Какая странная, сумбурная, запутанная история…
Олег ушел. Я встала у окна, закурила сигарету.
Попробуй брось курить, когда у тебя такая вот, опасная для жизни профессия!
Уже раз десять я бросала курить и снова нарушала свое слово, и снова бросала.
На этот раз я не курила уже целых три недели и ужасно радовалась: наконец-то, кажется, совсем бросила, даже во сне перестало сниться, что затягиваюсь и пускаю дым…
И вот — не выдержала, закурила опять…
Внизу, во дворе, слабо горел по-ночному тусклый фонарь. Интересно, когда Олег доберется до дому? Через час или раньше? Что скажет отцу, если тот спросит, где он был?
Он вырастет хорошим человеком. Хорошим и правдивым.
Несмотря на все нагромождения лжи, окружающей его, он будет правдивым. А может быть, именно из-за лжи, от которой его воротит, он и станет правдивым, по-настоящему честным?
Мысленно я снова увидела его чуть скуластое, смуглое, как бы хранящее летний загар лицо, красивые, сильные руки…
По-своему он, видно, любит отца. Любит и страдает за него. И жалеет. И боится, вдруг ложь выйдет наружу тогда, как говорит его мать, стыда не оберешься.

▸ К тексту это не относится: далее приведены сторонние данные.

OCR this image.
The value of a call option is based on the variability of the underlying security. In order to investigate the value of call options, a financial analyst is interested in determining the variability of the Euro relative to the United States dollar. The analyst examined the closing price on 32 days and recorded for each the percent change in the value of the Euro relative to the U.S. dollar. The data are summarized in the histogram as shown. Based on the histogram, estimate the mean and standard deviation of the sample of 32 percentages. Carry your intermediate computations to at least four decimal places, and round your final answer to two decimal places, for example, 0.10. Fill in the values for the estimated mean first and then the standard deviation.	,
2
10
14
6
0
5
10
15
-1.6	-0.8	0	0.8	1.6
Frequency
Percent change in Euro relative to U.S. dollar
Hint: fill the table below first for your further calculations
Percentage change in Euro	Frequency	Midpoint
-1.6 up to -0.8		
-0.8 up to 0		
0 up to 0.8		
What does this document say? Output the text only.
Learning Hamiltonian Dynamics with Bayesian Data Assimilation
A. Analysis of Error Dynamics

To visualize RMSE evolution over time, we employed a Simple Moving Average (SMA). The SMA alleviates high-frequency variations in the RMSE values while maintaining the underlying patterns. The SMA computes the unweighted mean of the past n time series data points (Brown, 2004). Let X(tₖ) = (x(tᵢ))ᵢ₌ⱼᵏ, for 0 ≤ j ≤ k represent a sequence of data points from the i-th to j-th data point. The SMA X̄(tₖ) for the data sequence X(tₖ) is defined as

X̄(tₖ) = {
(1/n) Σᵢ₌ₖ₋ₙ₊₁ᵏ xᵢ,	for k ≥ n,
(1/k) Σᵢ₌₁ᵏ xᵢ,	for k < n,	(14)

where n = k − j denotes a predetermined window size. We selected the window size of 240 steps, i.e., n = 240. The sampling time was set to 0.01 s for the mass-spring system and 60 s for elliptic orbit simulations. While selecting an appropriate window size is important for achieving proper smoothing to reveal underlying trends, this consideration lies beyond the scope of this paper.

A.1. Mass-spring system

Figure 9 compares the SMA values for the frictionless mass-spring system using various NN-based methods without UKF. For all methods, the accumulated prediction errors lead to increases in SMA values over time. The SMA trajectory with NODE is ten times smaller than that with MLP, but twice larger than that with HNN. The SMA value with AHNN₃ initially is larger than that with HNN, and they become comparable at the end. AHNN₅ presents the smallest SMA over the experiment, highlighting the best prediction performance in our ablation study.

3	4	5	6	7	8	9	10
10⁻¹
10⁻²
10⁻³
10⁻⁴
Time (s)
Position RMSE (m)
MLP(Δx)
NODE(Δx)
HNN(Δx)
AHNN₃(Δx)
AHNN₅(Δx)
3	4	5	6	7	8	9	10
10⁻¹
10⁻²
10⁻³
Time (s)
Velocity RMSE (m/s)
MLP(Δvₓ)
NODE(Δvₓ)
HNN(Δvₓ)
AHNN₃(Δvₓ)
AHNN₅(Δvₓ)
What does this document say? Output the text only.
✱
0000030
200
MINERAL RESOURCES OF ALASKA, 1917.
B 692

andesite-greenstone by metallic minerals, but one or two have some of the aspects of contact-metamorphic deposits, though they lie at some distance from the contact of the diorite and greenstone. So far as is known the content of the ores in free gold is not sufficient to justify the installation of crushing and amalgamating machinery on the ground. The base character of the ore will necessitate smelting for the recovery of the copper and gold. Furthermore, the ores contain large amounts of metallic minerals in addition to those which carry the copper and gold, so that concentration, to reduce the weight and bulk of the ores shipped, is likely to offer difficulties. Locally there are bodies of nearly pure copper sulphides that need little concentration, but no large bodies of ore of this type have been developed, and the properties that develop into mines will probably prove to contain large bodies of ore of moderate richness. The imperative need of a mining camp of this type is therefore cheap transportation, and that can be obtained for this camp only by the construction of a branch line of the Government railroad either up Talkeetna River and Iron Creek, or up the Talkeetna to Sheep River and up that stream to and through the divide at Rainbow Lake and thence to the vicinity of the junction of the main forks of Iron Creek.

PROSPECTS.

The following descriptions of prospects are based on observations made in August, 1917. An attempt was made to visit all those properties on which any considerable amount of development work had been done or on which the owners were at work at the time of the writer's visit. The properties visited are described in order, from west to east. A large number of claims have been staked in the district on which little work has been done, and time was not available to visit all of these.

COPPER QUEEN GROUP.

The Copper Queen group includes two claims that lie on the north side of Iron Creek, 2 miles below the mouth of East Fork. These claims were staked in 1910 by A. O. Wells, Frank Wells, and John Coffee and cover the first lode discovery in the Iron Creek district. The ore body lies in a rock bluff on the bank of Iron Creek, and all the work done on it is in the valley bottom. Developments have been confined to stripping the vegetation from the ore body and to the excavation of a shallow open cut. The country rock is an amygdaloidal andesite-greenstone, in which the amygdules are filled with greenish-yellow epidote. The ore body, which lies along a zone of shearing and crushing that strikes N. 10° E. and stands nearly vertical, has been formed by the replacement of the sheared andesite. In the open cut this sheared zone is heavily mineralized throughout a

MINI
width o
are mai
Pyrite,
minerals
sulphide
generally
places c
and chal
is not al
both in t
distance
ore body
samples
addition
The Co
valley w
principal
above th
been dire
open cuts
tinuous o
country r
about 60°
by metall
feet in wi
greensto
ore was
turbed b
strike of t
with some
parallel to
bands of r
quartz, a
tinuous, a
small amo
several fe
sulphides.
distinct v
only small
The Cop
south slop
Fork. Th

Разумеется, я могла бы жестоко наказать Прахова.
Могла бы отгрохать ударный фельетон, такой, мимо которого не прошел бы никто. На четвертую полосу, самый что ни на есть хлесткий.
Виктор Ветров считает, что у меня язвительные фельетоны получаются куда лучше, чем хвалебные очерки. Должно быть, потому, что в похвалах зачастую чересчур много патоки.
Да, я бы уж постаралась, я бы, что называется, пропесочила Прахова с его жаждой славы и подарками, которые он получает из разных городов страны. Показала бы его во всей, как говорится, красе.
У меня даже названия фельетона, одно за другим, вызрели в голове: «Жертва собственного вымысла», «Сказки зимнего леса», «Где конец лжи?»…
Можно было бы придумать и еще более удачное название. И более острое. Бьющее в цель. Надо только подумать.
Нет, не буду думать. И названия не придумаю, и фельетон не напишу. Ни за что не напишу!
Олег же сказал: «Если можно, не пишите ничего об отце…»
Мне снова послышался его немного сиплый, как бы слегка простуженный, мальчишеский голос: «Если можно, не пишите…»
Я не буду писать. Ничего не буду. Это — решено. Но где гарантия, что не найдется кто-то, кто разоблачит отца? Где гарантия, что злая молва, покарав Прахова, не ударит рикошетом без вины виноватых, детей Прахова?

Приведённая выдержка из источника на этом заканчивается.